Background: Proper nutrition has an important role in the physical and psychological development of children. The aim of this survey is to compare the nutrition of a community to the recommended daily amount (RDA) to determine deficiencies and present recommendations for improvement.

Methods: In this cross-sectional study conducted in Tehran, Iran, 788 children, all seven years of age, were selected via cluster sampling and evaluated using standard questionnaires with a 24-hr recall regarding the frequency and type of food intake. Then by measurement of weight and height, their anthropometric and DMFT (decayed/missing/filled teeth) indices were determined using the Kruskal-Wallis one-way analysis of variance, and Mann-Whitney U and chi-square tests.

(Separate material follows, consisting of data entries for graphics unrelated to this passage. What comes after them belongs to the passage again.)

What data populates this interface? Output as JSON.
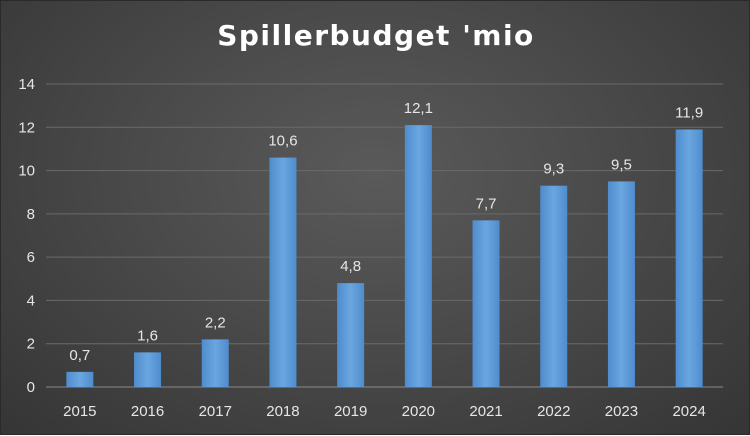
{
  "chart_data": {
    "type": "bar",
    "title": "Spillerbudget 'mio",
    "categories": [
      "2015",
      "2016",
      "2017",
      "2018",
      "2019",
      "2020",
      "2021",
      "2022",
      "2023",
      "2024"
    ],
    "values": [
      0.7,
      1.6,
      2.2,
      10.6,
      4.8,
      12.1,
      7.7,
      9.3,
      9.5,
      11.9
    ],
    "data_labels": [
      "0,7",
      "1,6",
      "2,2",
      "10,6",
      "4,8",
      "12,1",
      "7,7",
      "9,3",
      "9,5",
      "11,9"
    ],
    "ylim": [
      0,
      14
    ],
    "yticks": [
      "0",
      "2",
      "4",
      "6",
      "8",
      "10",
      "12",
      "14"
    ],
    "grid": true,
    "legend": "none",
    "bar_color": "#5b9bd5",
    "background_color": "#404040"
  }
}
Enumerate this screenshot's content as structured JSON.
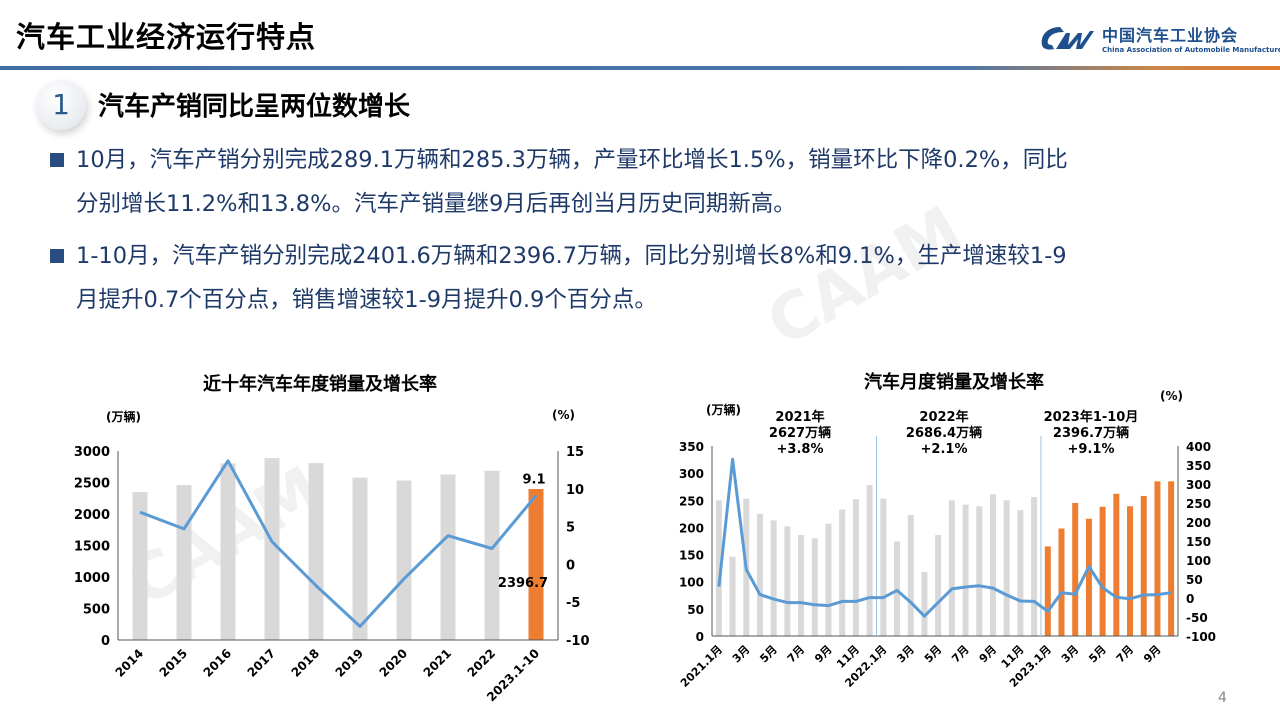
{
  "header": {
    "title": "汽车工业经济运行特点",
    "logo_cn": "中国汽车工业协会",
    "logo_en": "China Association of Automobile Manufacturers"
  },
  "section": {
    "number": "1",
    "title": "汽车产销同比呈两位数增长"
  },
  "bullets": [
    {
      "line1": "10月，汽车产销分别完成289.1万辆和285.3万辆，产量环比增长1.5%，销量环比下降0.2%，同比",
      "line2": "分别增长11.2%和13.8%。汽车产销量继9月后再创当月历史同期新高。"
    },
    {
      "line1": "1-10月，汽车产销分别完成2401.6万辆和2396.7万辆，同比分别增长8%和9.1%，生产增速较1-9",
      "line2": "月提升0.7个百分点，销售增速较1-9月提升0.9个百分点。"
    }
  ],
  "page_number": "4",
  "colors": {
    "bar": "#d9d9d9",
    "highlight": "#ed7d31",
    "line": "#5b9bd5",
    "text": "#1f3a68"
  },
  "chart_data": [
    {
      "type": "bar",
      "title": "近十年汽车年度销量及增长率",
      "ylabel": "(万辆)",
      "y2label": "(%)",
      "categories": [
        "2014",
        "2015",
        "2016",
        "2017",
        "2018",
        "2019",
        "2020",
        "2021",
        "2022",
        "2023.1-10"
      ],
      "series": [
        {
          "name": "销量",
          "type": "bar",
          "axis": "left",
          "values": [
            2349,
            2460,
            2803,
            2888,
            2808,
            2577,
            2531,
            2627,
            2686,
            2396.7
          ]
        },
        {
          "name": "增长率",
          "type": "line",
          "axis": "right",
          "values": [
            6.9,
            4.7,
            13.7,
            3.0,
            -2.8,
            -8.2,
            -1.9,
            3.8,
            2.1,
            9.1
          ]
        }
      ],
      "highlight_index": 9,
      "data_labels": {
        "bar": "2396.7",
        "line": "9.1"
      },
      "ylim": [
        0,
        3000
      ],
      "yticks": [
        "0",
        "500",
        "1000",
        "1500",
        "2000",
        "2500",
        "3000"
      ],
      "y2lim": [
        -10,
        15
      ],
      "y2ticks": [
        "-10",
        "-5",
        "0",
        "5",
        "10",
        "15"
      ]
    },
    {
      "type": "bar",
      "title": "汽车月度销量及增长率",
      "ylabel": "(万辆)",
      "y2label": "(%)",
      "categories": [
        "2021.1月",
        "2月",
        "3月",
        "4月",
        "5月",
        "6月",
        "7月",
        "8月",
        "9月",
        "10月",
        "11月",
        "12月",
        "2022.1月",
        "2月",
        "3月",
        "4月",
        "5月",
        "6月",
        "7月",
        "8月",
        "9月",
        "10月",
        "11月",
        "12月",
        "2023.1月",
        "2月",
        "3月",
        "4月",
        "5月",
        "6月",
        "7月",
        "8月",
        "9月",
        "10月"
      ],
      "xtick_labels": [
        "2021.1月",
        "",
        "3月",
        "",
        "5月",
        "",
        "7月",
        "",
        "9月",
        "",
        "11月",
        "",
        "2022.1月",
        "",
        "3月",
        "",
        "5月",
        "",
        "7月",
        "",
        "9月",
        "",
        "11月",
        "",
        "2023.1月",
        "",
        "3月",
        "",
        "5月",
        "",
        "7月",
        "",
        "9月",
        ""
      ],
      "series": [
        {
          "name": "销量",
          "type": "bar",
          "axis": "left",
          "values": [
            250,
            146,
            253,
            225,
            213,
            202,
            186,
            180,
            207,
            233,
            252,
            278,
            253,
            174,
            223,
            118,
            186,
            250,
            242,
            239,
            261,
            250,
            232,
            256,
            165,
            198,
            245,
            216,
            238,
            262,
            239,
            258,
            285,
            285
          ]
        },
        {
          "name": "增长率",
          "type": "line",
          "axis": "right",
          "values": [
            30,
            365,
            75,
            9,
            -3,
            -12,
            -12,
            -18,
            -20,
            -9,
            -9,
            1,
            1,
            20,
            -11,
            -48,
            -12,
            24,
            29,
            32,
            26,
            8,
            -8,
            -9,
            -35,
            14,
            10,
            83,
            27,
            2,
            -2,
            8,
            9,
            14
          ]
        }
      ],
      "highlight_from_index": 24,
      "annotations": [
        {
          "l1": "2021年",
          "l2": "2627万辆",
          "l3": "+3.8%"
        },
        {
          "l1": "2022年",
          "l2": "2686.4万辆",
          "l3": "+2.1%"
        },
        {
          "l1": "2023年1-10月",
          "l2": "2396.7万辆",
          "l3": "+9.1%"
        }
      ],
      "ylim": [
        0,
        350
      ],
      "yticks": [
        "0",
        "50",
        "100",
        "150",
        "200",
        "250",
        "300",
        "350"
      ],
      "y2lim": [
        -100,
        400
      ],
      "y2ticks": [
        "-100",
        "-50",
        "0",
        "50",
        "100",
        "150",
        "200",
        "250",
        "300",
        "350",
        "400"
      ]
    }
  ]
}
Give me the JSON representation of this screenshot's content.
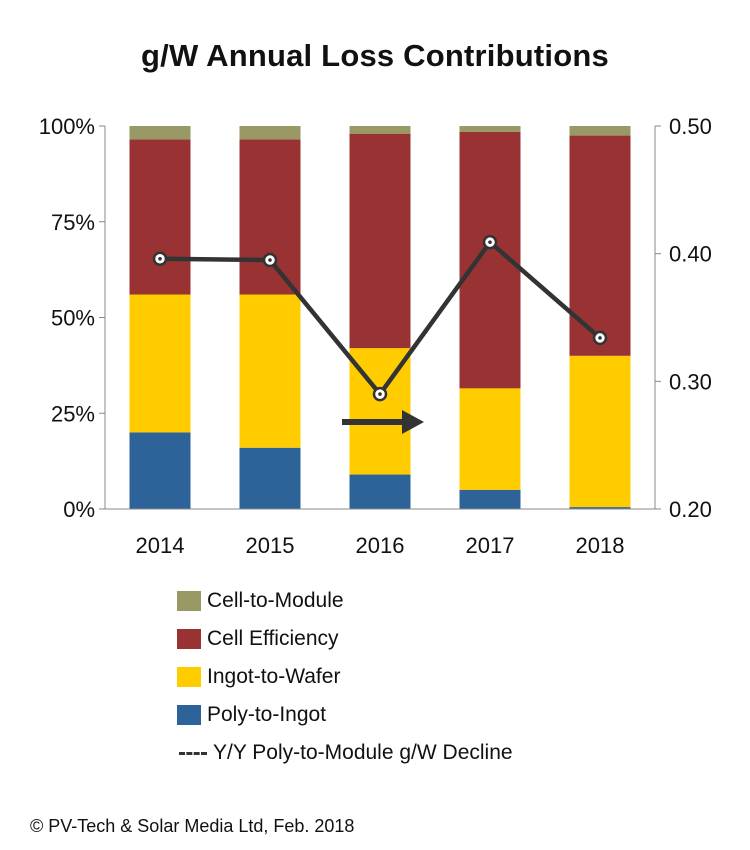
{
  "chart_data": {
    "type": "bar",
    "stacked": true,
    "normalized": true,
    "title": "g/W Annual Loss Contributions",
    "categories": [
      "2014",
      "2015",
      "2016",
      "2017",
      "2018"
    ],
    "series": [
      {
        "name": "Poly-to-Ingot",
        "color": "#2e6399",
        "values": [
          20,
          16,
          9,
          5,
          0.5
        ]
      },
      {
        "name": "Ingot-to-Wafer",
        "color": "#ffcc00",
        "values": [
          36,
          40,
          33,
          26.5,
          39.5
        ]
      },
      {
        "name": "Cell Efficiency",
        "color": "#993333",
        "values": [
          40.5,
          40.5,
          56,
          67,
          57.5
        ]
      },
      {
        "name": "Cell-to-Module",
        "color": "#999966",
        "values": [
          3.5,
          3.5,
          2,
          1.5,
          2.5
        ]
      }
    ],
    "line_series": {
      "name": "Y/Y Poly-to-Module g/W Decline",
      "color": "#333333",
      "axis": "right",
      "values": [
        0.396,
        0.395,
        0.29,
        0.409,
        0.334
      ]
    },
    "y_left": {
      "ylim": [
        0,
        100
      ],
      "ticks": [
        "0%",
        "25%",
        "50%",
        "75%",
        "100%"
      ]
    },
    "y_right": {
      "ylim": [
        0.2,
        0.5
      ],
      "ticks": [
        "0.20",
        "0.30",
        "0.40",
        "0.50"
      ]
    },
    "legend_order": [
      "Cell-to-Module",
      "Cell Efficiency",
      "Ingot-to-Wafer",
      "Poly-to-Ingot",
      "Y/Y Poly-to-Module g/W Decline"
    ],
    "legend_position": "bottom",
    "annotation": "right-arrow"
  },
  "footer": "© PV-Tech &  Solar Media Ltd, Feb. 2018"
}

Results: Relative to the RDA, 23.6% of children had low intake of Ca, and 3.2% and 5.2% were deficient for Fe and Zn, respectively. Anthropometric measurements showed that 15.7% were malnourished based on weight for age, 10.5% based on height for age and 16.8% based on weight for height indices. The DMFT indices for children with dietary Ca levels under 75% of the RDA were significantly higher than those with sufficient Ca intake (P<0.001). The mean DMFT indices for dental development were 0.22 for permanent teeth (four molars SD=0.64) and 4.64 for primary teeth (SD=3.24). We found a significant correlation between DMFT indices and low Fe intake: the DMFT indices of children with iron deficiency were much higher than those with sufficient iron intake.

Conclusions: Children in Tehran do not receive enough Ca Fe and Zn from their diets. This problem causes mild malnutrition and increases the risk of dental caries.